Some Shia say Sunni members of the drafting committee are being obstructive for the sake of it, and argue that the Shia and Kurds should push ahead without them, particularly as most Sunnis are unelected members brought in last month.
“They can’t hold up the drafting of the constitution just for the sake of it,” said an elected Shia official who asked not to be named. “There’s nothing to say that these Sunnis even properly represent their community.”
Federalism and religion
One way around the looming impasse may be a fudge. Since there appears to be broad agreement on most of the text – save the crucial clauses to do with federalism and religion – it is possible that an incomplete draft could be presented to parliament and accepted in the interim.
Kurdish and Sunni Iraqis have
“It’s possible that we could accept a draft that covers basically 99% of the clauses and allow a bit more time to complete negotiations over the other issues,” said Shahristani.
“We could interpret the TAL in such a way as to allow that.”
A spokesman for President Jalal Talabani, who has led the last-ditch negotiations, also said such a move was possible.

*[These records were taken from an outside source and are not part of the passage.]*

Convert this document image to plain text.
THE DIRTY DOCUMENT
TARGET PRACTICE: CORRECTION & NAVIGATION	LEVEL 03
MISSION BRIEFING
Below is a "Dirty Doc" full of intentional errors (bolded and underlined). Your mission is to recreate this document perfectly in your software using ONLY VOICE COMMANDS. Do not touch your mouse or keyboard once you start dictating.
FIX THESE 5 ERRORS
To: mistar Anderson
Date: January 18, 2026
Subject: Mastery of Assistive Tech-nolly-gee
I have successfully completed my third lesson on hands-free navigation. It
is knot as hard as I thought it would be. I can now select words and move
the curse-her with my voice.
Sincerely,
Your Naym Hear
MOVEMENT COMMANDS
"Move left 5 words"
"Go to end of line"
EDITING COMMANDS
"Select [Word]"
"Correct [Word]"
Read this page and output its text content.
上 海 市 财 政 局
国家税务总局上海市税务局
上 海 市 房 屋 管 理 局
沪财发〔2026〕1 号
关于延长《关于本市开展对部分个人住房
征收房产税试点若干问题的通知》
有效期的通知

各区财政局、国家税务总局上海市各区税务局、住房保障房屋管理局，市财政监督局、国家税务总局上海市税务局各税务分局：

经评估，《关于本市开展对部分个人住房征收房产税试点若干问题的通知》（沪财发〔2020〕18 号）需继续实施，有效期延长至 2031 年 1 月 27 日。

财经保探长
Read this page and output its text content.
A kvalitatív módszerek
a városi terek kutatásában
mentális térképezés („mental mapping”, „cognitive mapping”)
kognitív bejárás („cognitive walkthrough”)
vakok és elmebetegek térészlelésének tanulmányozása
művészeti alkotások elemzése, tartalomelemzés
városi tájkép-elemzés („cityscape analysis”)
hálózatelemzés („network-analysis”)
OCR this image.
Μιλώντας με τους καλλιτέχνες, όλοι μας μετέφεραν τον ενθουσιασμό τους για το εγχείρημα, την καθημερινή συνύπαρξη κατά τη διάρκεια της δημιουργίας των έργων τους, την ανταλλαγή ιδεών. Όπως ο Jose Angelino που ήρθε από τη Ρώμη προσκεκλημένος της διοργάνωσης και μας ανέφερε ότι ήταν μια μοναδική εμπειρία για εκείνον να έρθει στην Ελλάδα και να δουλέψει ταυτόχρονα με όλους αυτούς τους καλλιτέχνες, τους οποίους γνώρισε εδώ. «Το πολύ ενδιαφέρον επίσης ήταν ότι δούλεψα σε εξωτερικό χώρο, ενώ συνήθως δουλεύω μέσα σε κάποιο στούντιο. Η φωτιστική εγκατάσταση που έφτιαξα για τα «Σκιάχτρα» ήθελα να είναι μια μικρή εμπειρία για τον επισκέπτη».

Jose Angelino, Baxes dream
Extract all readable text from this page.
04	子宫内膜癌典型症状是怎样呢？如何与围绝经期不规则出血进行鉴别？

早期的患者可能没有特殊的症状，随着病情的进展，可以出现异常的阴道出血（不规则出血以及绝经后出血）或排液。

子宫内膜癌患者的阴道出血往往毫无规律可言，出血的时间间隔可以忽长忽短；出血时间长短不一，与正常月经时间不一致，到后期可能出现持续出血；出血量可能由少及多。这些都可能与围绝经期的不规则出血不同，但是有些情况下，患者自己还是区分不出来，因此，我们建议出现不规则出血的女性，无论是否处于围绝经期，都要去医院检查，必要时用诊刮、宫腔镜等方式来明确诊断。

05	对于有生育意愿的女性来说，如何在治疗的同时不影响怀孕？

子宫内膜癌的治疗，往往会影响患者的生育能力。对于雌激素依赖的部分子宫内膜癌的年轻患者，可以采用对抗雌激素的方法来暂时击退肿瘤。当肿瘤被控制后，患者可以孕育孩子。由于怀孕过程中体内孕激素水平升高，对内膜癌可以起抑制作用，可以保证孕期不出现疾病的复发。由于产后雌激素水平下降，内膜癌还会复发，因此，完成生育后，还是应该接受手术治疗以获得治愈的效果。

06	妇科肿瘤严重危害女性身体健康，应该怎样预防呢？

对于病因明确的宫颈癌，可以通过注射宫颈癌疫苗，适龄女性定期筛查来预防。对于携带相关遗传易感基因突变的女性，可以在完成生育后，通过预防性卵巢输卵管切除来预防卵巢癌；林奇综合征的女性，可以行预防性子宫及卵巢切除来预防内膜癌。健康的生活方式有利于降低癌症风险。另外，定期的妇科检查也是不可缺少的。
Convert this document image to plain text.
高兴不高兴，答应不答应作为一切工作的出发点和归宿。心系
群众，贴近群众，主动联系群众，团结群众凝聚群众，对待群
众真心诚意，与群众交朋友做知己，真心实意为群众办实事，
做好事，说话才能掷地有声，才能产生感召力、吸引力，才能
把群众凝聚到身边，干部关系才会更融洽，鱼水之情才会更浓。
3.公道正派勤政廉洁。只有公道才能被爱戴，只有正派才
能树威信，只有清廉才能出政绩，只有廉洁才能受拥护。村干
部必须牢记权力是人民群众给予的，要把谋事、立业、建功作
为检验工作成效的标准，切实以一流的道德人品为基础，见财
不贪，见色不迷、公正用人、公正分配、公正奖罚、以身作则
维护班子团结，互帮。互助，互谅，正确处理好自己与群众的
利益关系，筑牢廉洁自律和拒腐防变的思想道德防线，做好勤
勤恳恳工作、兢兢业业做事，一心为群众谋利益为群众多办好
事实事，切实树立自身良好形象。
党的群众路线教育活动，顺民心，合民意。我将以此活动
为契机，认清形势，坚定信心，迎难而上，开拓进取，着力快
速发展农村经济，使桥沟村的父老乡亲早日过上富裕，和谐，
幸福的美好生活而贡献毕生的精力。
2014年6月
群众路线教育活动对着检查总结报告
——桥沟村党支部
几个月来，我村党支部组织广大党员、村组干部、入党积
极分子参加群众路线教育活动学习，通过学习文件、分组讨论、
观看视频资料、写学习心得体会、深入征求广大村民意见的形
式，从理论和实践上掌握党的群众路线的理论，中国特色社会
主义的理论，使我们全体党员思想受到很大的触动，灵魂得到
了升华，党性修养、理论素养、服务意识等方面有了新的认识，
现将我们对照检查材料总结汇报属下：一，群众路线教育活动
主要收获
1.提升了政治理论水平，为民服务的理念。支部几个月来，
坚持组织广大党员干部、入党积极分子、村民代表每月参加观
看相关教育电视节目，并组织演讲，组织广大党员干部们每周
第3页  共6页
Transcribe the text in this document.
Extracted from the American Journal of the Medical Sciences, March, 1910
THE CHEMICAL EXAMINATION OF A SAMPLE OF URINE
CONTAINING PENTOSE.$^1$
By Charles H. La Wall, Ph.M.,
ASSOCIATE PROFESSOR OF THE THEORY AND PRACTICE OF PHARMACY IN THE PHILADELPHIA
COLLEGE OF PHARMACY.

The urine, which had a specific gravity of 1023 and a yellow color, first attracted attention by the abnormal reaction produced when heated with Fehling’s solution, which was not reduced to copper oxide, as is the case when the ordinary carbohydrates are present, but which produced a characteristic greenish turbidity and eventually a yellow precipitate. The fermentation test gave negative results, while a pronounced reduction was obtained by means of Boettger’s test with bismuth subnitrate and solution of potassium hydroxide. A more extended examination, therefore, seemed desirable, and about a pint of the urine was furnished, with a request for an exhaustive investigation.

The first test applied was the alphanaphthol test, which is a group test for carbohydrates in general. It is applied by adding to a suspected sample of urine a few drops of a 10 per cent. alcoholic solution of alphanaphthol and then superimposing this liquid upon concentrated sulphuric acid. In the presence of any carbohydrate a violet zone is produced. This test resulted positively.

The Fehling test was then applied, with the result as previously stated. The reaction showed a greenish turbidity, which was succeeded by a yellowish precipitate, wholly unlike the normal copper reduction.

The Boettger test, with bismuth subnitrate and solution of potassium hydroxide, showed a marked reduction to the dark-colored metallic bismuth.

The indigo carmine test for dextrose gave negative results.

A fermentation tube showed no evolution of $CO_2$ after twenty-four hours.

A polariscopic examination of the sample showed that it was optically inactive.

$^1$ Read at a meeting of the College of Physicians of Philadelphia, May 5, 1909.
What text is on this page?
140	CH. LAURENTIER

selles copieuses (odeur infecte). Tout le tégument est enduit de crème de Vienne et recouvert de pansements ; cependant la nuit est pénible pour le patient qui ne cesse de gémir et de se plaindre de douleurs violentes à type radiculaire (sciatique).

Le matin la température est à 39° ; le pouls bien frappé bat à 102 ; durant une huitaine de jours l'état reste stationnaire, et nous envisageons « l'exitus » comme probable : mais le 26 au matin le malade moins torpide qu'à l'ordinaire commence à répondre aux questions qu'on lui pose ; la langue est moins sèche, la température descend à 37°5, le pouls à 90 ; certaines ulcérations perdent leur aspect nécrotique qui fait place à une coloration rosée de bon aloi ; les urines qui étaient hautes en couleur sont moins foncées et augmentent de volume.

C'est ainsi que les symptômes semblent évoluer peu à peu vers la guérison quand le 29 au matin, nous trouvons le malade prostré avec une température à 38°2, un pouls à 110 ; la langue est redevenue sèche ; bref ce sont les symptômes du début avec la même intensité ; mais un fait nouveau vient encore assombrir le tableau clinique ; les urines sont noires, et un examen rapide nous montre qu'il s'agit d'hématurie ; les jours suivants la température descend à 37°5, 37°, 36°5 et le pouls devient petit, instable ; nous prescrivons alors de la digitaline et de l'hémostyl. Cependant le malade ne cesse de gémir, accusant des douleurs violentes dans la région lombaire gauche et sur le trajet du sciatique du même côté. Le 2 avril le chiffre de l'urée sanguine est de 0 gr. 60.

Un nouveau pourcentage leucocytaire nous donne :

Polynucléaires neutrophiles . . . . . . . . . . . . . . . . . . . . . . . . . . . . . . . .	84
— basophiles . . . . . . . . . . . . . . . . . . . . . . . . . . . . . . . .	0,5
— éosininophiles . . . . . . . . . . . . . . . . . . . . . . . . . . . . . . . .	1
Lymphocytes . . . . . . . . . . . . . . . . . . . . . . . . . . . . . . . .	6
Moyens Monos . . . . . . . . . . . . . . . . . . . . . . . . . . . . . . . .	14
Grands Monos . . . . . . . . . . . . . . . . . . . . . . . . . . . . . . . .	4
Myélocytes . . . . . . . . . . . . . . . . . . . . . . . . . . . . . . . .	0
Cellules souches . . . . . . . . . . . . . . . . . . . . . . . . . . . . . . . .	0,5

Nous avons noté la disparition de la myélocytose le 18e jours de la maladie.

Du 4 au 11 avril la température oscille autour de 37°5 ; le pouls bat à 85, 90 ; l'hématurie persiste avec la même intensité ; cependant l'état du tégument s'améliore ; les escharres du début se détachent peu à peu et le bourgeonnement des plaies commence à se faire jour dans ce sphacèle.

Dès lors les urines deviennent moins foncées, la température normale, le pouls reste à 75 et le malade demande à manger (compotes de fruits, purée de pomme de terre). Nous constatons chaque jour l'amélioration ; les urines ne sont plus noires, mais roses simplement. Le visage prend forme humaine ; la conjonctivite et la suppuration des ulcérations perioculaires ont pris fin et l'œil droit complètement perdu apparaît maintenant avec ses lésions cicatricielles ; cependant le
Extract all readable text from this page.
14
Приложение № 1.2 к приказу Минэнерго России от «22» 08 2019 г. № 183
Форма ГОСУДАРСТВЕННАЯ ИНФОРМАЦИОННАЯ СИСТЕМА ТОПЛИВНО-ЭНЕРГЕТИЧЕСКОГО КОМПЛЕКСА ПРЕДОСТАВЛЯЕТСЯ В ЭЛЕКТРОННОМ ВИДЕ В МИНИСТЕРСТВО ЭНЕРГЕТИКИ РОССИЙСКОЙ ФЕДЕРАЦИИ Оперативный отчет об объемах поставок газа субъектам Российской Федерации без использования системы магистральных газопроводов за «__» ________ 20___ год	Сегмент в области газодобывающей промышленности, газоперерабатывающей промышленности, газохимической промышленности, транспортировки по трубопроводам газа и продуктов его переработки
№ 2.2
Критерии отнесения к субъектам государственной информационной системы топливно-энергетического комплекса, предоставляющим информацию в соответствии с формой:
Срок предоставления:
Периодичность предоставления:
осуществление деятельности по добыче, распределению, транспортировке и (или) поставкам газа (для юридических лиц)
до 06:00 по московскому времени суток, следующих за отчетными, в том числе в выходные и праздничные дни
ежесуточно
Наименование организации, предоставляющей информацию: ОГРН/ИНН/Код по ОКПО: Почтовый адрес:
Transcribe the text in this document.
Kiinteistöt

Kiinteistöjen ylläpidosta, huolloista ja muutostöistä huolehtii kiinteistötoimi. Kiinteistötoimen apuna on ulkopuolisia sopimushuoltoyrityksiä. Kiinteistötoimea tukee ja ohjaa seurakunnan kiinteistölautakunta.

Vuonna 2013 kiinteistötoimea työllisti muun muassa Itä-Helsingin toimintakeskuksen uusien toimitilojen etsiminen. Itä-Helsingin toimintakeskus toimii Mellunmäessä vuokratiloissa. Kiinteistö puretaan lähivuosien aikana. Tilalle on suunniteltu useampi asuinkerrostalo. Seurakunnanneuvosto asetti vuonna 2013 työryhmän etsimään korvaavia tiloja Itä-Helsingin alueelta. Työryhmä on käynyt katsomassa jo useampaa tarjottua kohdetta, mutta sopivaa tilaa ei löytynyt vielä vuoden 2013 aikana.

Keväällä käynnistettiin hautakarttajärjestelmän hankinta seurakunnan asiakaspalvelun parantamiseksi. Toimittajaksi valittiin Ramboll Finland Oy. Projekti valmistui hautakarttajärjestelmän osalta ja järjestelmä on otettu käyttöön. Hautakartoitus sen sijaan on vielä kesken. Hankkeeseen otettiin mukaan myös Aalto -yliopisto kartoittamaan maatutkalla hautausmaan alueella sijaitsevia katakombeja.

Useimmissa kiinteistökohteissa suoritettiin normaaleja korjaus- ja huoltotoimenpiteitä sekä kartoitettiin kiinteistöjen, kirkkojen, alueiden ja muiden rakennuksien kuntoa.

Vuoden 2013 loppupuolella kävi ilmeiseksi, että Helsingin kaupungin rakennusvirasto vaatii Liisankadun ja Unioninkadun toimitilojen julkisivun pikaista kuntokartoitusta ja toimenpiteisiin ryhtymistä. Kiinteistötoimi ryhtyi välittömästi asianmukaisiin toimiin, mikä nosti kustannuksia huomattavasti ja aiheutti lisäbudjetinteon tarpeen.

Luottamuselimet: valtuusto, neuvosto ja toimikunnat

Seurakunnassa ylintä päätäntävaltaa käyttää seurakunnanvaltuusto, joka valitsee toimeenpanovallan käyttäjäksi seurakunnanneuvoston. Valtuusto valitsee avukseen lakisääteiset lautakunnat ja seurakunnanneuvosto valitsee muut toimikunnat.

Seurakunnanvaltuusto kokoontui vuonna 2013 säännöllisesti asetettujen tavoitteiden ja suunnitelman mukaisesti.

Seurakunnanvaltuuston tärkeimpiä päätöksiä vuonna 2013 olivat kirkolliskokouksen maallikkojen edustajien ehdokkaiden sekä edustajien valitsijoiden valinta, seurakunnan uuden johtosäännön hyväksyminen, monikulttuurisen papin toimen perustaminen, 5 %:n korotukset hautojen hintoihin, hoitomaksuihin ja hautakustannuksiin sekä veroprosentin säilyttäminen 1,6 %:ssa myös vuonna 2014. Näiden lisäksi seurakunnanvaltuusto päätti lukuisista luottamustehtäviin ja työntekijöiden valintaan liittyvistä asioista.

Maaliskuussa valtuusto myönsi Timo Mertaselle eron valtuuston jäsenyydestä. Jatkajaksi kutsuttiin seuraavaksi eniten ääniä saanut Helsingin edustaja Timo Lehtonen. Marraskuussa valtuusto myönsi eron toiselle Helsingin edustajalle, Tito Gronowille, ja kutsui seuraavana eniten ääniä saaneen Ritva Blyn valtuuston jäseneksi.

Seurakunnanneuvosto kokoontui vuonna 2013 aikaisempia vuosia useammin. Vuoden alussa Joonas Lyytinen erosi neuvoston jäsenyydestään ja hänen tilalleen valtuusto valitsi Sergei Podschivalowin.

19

“The TAL says the National Assembly is to write a draft constitution by August 15. It doesn’t say if August 15 has to be a final draft,” said Kameran Qaradaghi. “There could be a few days to discuss some of these things further.
“It’s a possibility. It remains to be legally justified.”
Kurds are anxious that any wording on federalism is strong enough to guarantee their existing de facto autonomy, while Sunnis are particularly concerned to resist claims for a Shia region that could challenge Baghdad’s control of southern oil.
It is uncertain that a few more days of negotiation would be enough to resolve the differences of opinion.